Aug 17, 2023 - Economy & Business

30-year fixed-rate mortgage hits 20-year high

Data: FRED Economic Data, St. Louis Fed; Chart: Axios Visuals
Data: FRED Economic Data, St. Louis Fed; Chart: Axios Visuals

U.S. mortgage rates hit a two-decade high this week as the economy continues to grapple with the fallout from inflation.

Why it matters: Higher rates threaten to stall home sales as existing homeowners don't want to give up low-interest mortgages, while prospective buyers are hesitant to borrow.

What's happening: The average 30-year fixed-rate mortgage is 7.09%, up from 5.13% at this time a year ago, Freddie Mac reported Thursday in its Primary Mortgage Market Survey.

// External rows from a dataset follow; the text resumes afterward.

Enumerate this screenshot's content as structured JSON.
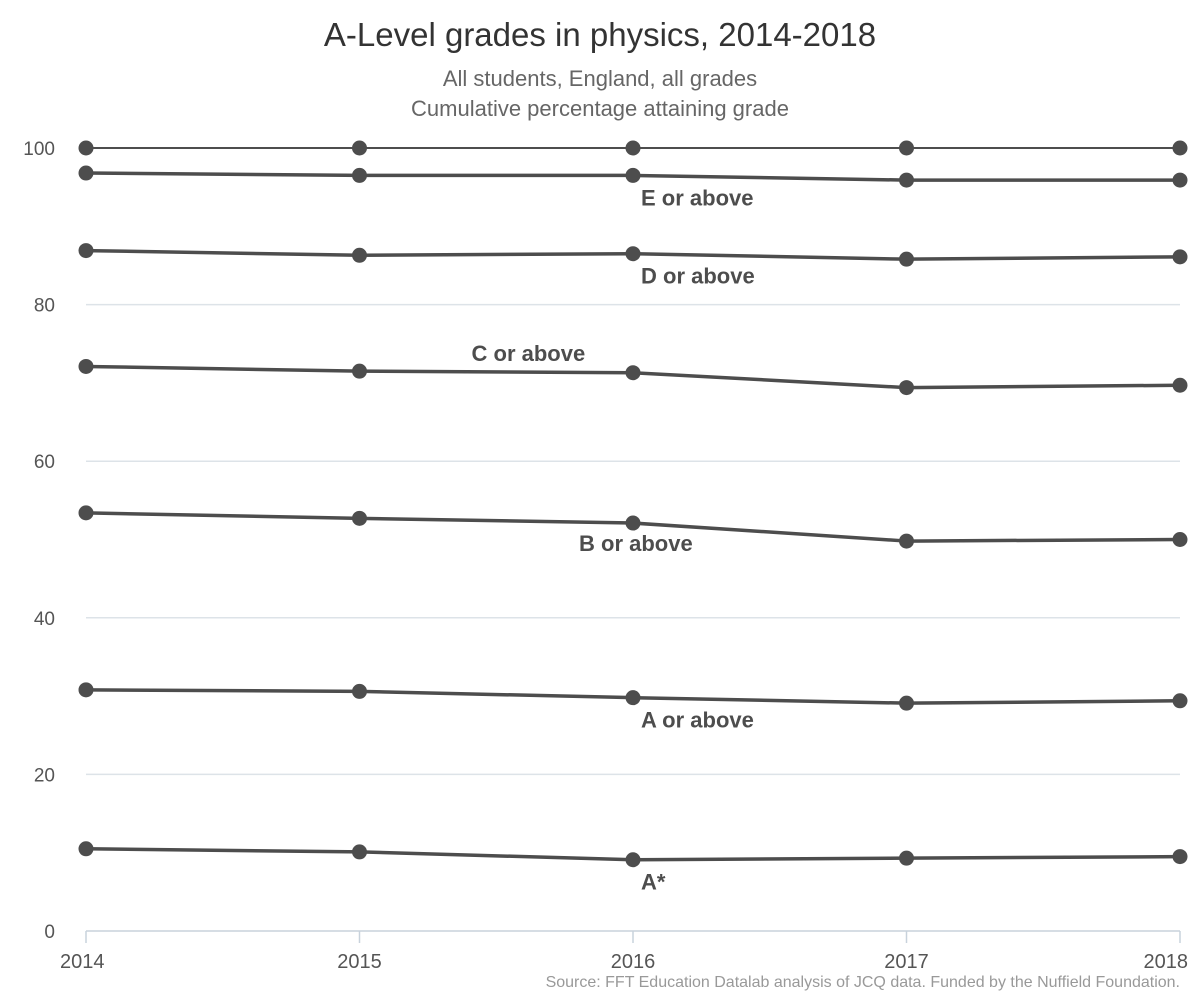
{
  "chart_data": {
    "type": "line",
    "title": "A-Level grades in physics, 2014-2018",
    "subtitle_line1": "All students, England, all grades",
    "subtitle_line2": "Cumulative percentage attaining grade",
    "source": "Source: FFT Education Datalab analysis of JCQ data. Funded by the Nuffield Foundation.",
    "xlabel": "",
    "ylabel": "",
    "x": [
      2014,
      2015,
      2016,
      2017,
      2018
    ],
    "x_labels": [
      "2014",
      "2015",
      "2016",
      "2017",
      "2018"
    ],
    "ylim": [
      0,
      100
    ],
    "yticks": [
      "0",
      "20",
      "40",
      "60",
      "80",
      "100"
    ],
    "grid": true,
    "line_color": "#4d4d4d",
    "grid_color": "#dde3e8",
    "series": [
      {
        "name": "",
        "values": [
          100,
          100,
          100,
          100,
          100
        ]
      },
      {
        "name": "E or above",
        "values": [
          96.8,
          96.5,
          96.5,
          95.9,
          95.9
        ]
      },
      {
        "name": "D or above",
        "values": [
          86.9,
          86.3,
          86.5,
          85.8,
          86.1
        ]
      },
      {
        "name": "C or above",
        "values": [
          72.1,
          71.5,
          71.3,
          69.4,
          69.7
        ]
      },
      {
        "name": "B or above",
        "values": [
          53.4,
          52.7,
          52.1,
          49.8,
          50.0
        ]
      },
      {
        "name": "A or above",
        "values": [
          30.8,
          30.6,
          29.8,
          29.1,
          29.4
        ]
      },
      {
        "name": "A*",
        "values": [
          10.5,
          10.1,
          9.1,
          9.3,
          9.5
        ]
      }
    ]
  }
}
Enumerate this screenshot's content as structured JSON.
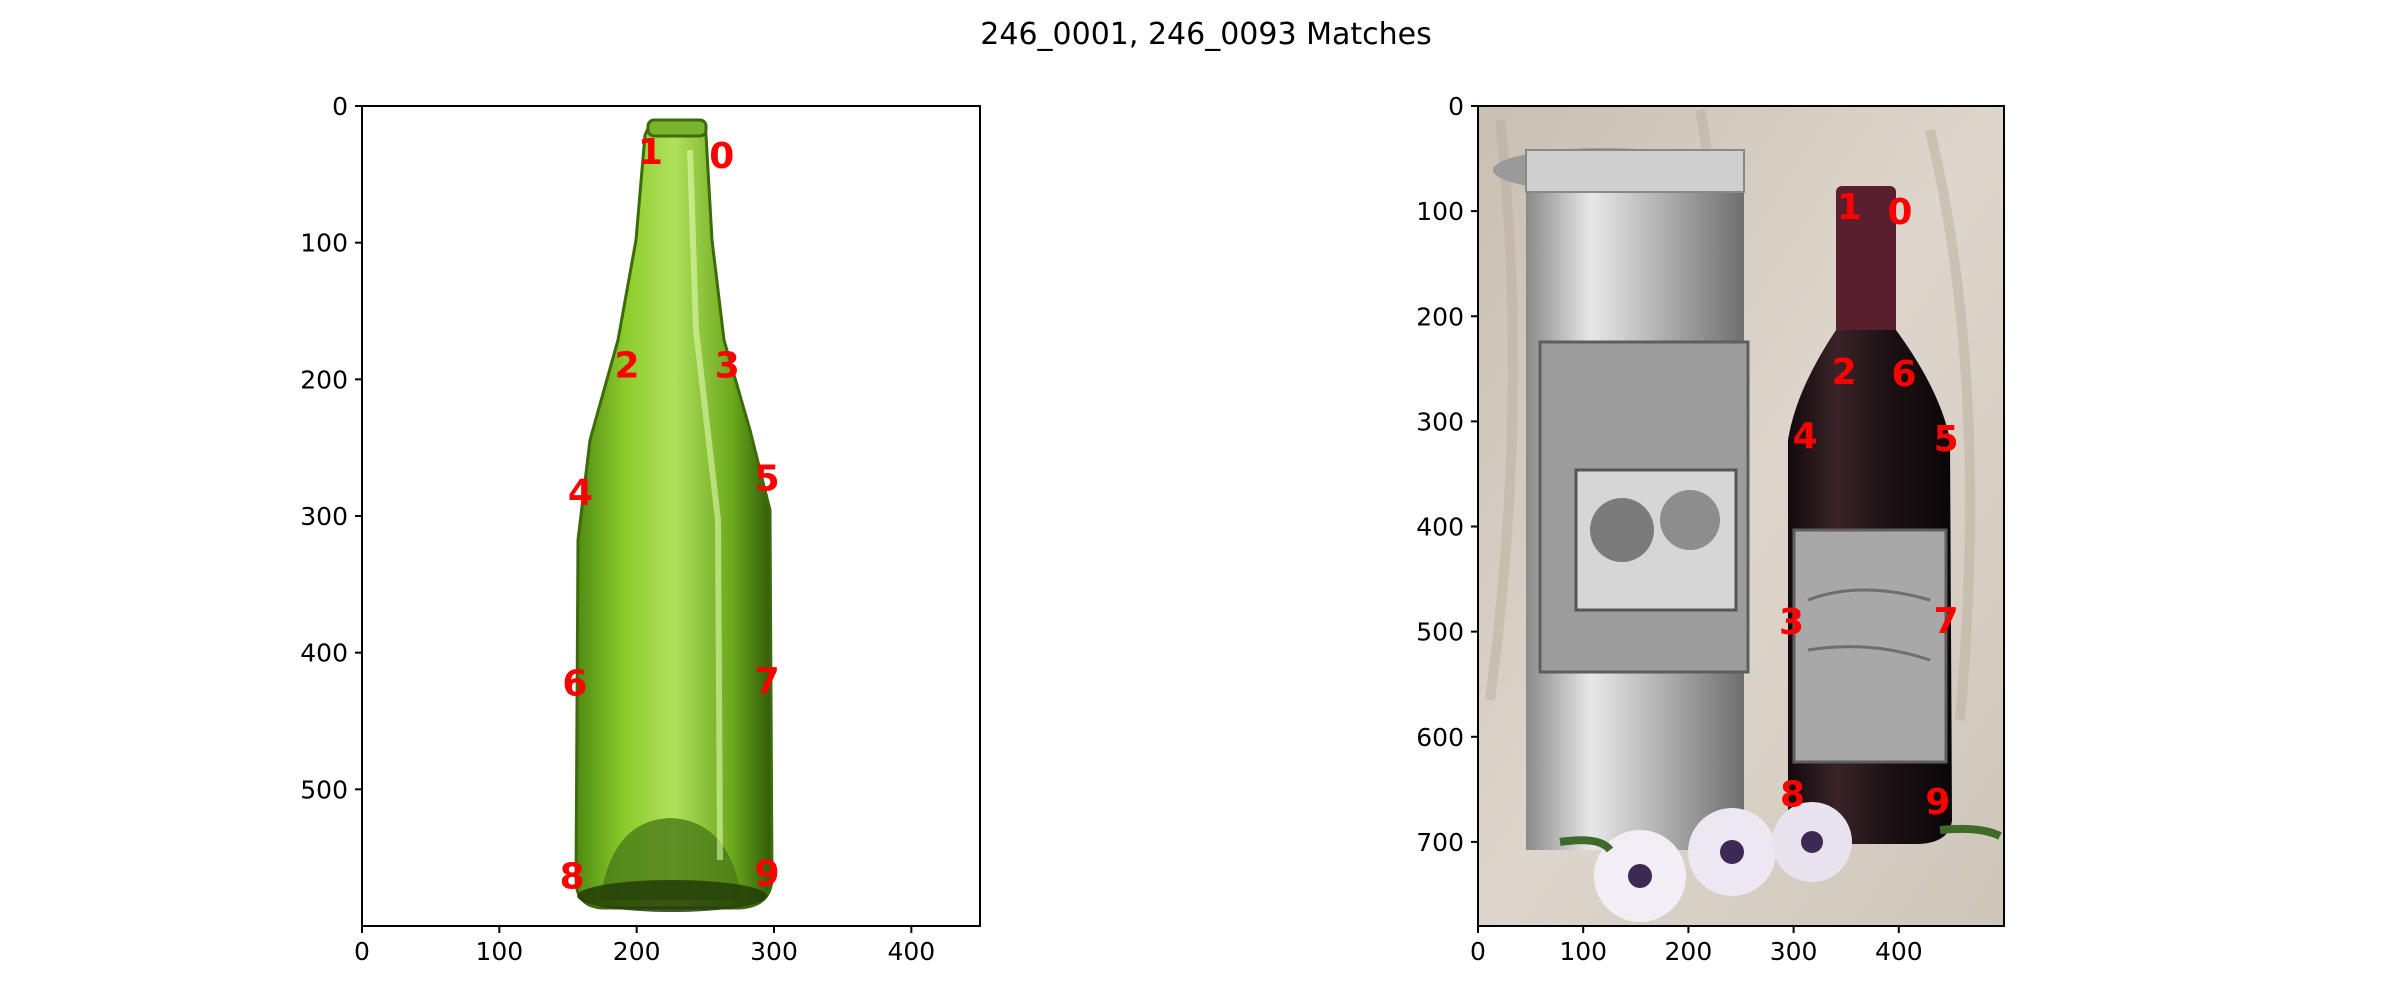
{
  "chart_data": {
    "type": "scatter",
    "title": "246_0001, 246_0093 Matches",
    "panels": [
      {
        "image": "green-glass-wine-bottle",
        "xlim": [
          0,
          450
        ],
        "ylim": [
          600,
          0
        ],
        "xticks": [
          0,
          100,
          200,
          300,
          400
        ],
        "yticks": [
          0,
          100,
          200,
          300,
          400,
          500
        ],
        "keypoints": [
          {
            "label": "0",
            "x": 262,
            "y": 36
          },
          {
            "label": "1",
            "x": 210,
            "y": 33
          },
          {
            "label": "2",
            "x": 193,
            "y": 189
          },
          {
            "label": "3",
            "x": 266,
            "y": 189
          },
          {
            "label": "4",
            "x": 159,
            "y": 282
          },
          {
            "label": "5",
            "x": 295,
            "y": 272
          },
          {
            "label": "6",
            "x": 155,
            "y": 422
          },
          {
            "label": "7",
            "x": 295,
            "y": 420
          },
          {
            "label": "8",
            "x": 153,
            "y": 563
          },
          {
            "label": "9",
            "x": 295,
            "y": 561
          }
        ]
      },
      {
        "image": "red-wine-bottle-with-pewter-label-and-tin",
        "xlim": [
          0,
          500
        ],
        "ylim": [
          780,
          0
        ],
        "xticks": [
          0,
          100,
          200,
          300,
          400
        ],
        "yticks": [
          0,
          100,
          200,
          300,
          400,
          500,
          600,
          700
        ],
        "keypoints": [
          {
            "label": "0",
            "x": 401,
            "y": 100
          },
          {
            "label": "1",
            "x": 353,
            "y": 95
          },
          {
            "label": "2",
            "x": 348,
            "y": 252
          },
          {
            "label": "3",
            "x": 298,
            "y": 490
          },
          {
            "label": "4",
            "x": 311,
            "y": 313
          },
          {
            "label": "5",
            "x": 445,
            "y": 316
          },
          {
            "label": "6",
            "x": 405,
            "y": 254
          },
          {
            "label": "7",
            "x": 445,
            "y": 489
          },
          {
            "label": "8",
            "x": 299,
            "y": 654
          },
          {
            "label": "9",
            "x": 437,
            "y": 661
          }
        ]
      }
    ]
  }
}
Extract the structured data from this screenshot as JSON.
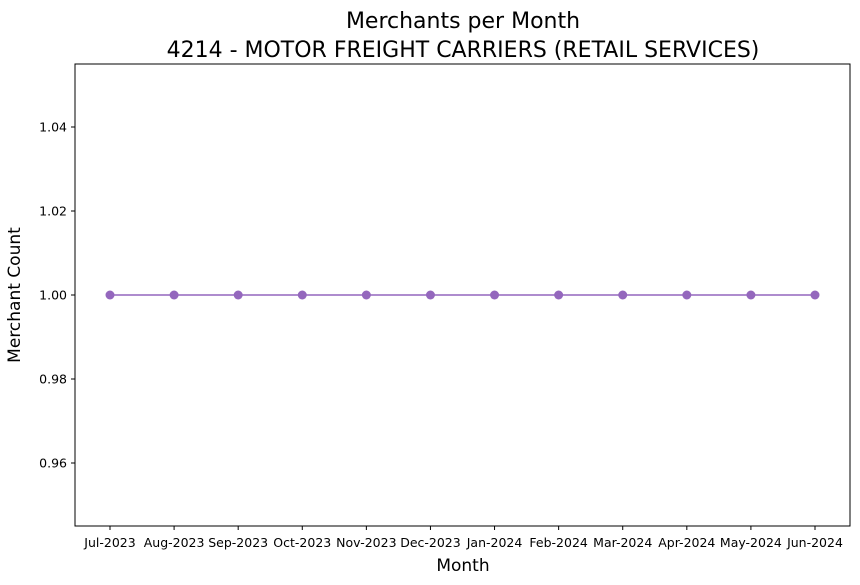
{
  "chart_data": {
    "type": "line",
    "title": "Merchants per Month",
    "subtitle": "4214 - MOTOR FREIGHT CARRIERS (RETAIL SERVICES)",
    "xlabel": "Month",
    "ylabel": "Merchant Count",
    "categories": [
      "Jul-2023",
      "Aug-2023",
      "Sep-2023",
      "Oct-2023",
      "Nov-2023",
      "Dec-2023",
      "Jan-2024",
      "Feb-2024",
      "Mar-2024",
      "Apr-2024",
      "May-2024",
      "Jun-2024"
    ],
    "series": [
      {
        "values": [
          1,
          1,
          1,
          1,
          1,
          1,
          1,
          1,
          1,
          1,
          1,
          1
        ],
        "color": "#9467bd",
        "marker": "circle"
      }
    ],
    "ylim": [
      0.945,
      1.055
    ],
    "yticks": [
      0.96,
      0.98,
      1.0,
      1.02,
      1.04
    ],
    "ytick_labels": [
      "0.96",
      "0.98",
      "1.00",
      "1.02",
      "1.04"
    ],
    "grid": false,
    "legend": "none"
  }
}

  • "The economy continues to do better than expected and the 10-year Treasury yield has moved up, causing mortgage rates to climb," Freddie Mac chief economist Sam Khater said in a statement.

Yes, but: The recent uptick in mortgage rates brings them back to a more normalized level.

  • The average topped 7% for most of the 1990s and all of the 1980s, when the average notched a record of more than 18% early in the decade.

The big question: How high can they go?

  • MarketWatch cited three experts Thursday saying that 8% is possible.
  • "If the 30-year-fixed mortgage rate can hold at a high mark of 7.2% — and the 10-year yield holds at 4.2% — then this would be the high for mortgage rates before retreating," Lawrence Yun, chief economist at the National Association of Realtors, told MarketWatch. "If it breaks this line and easily goes above 7.2%, then the mortgage rate reaches 8%."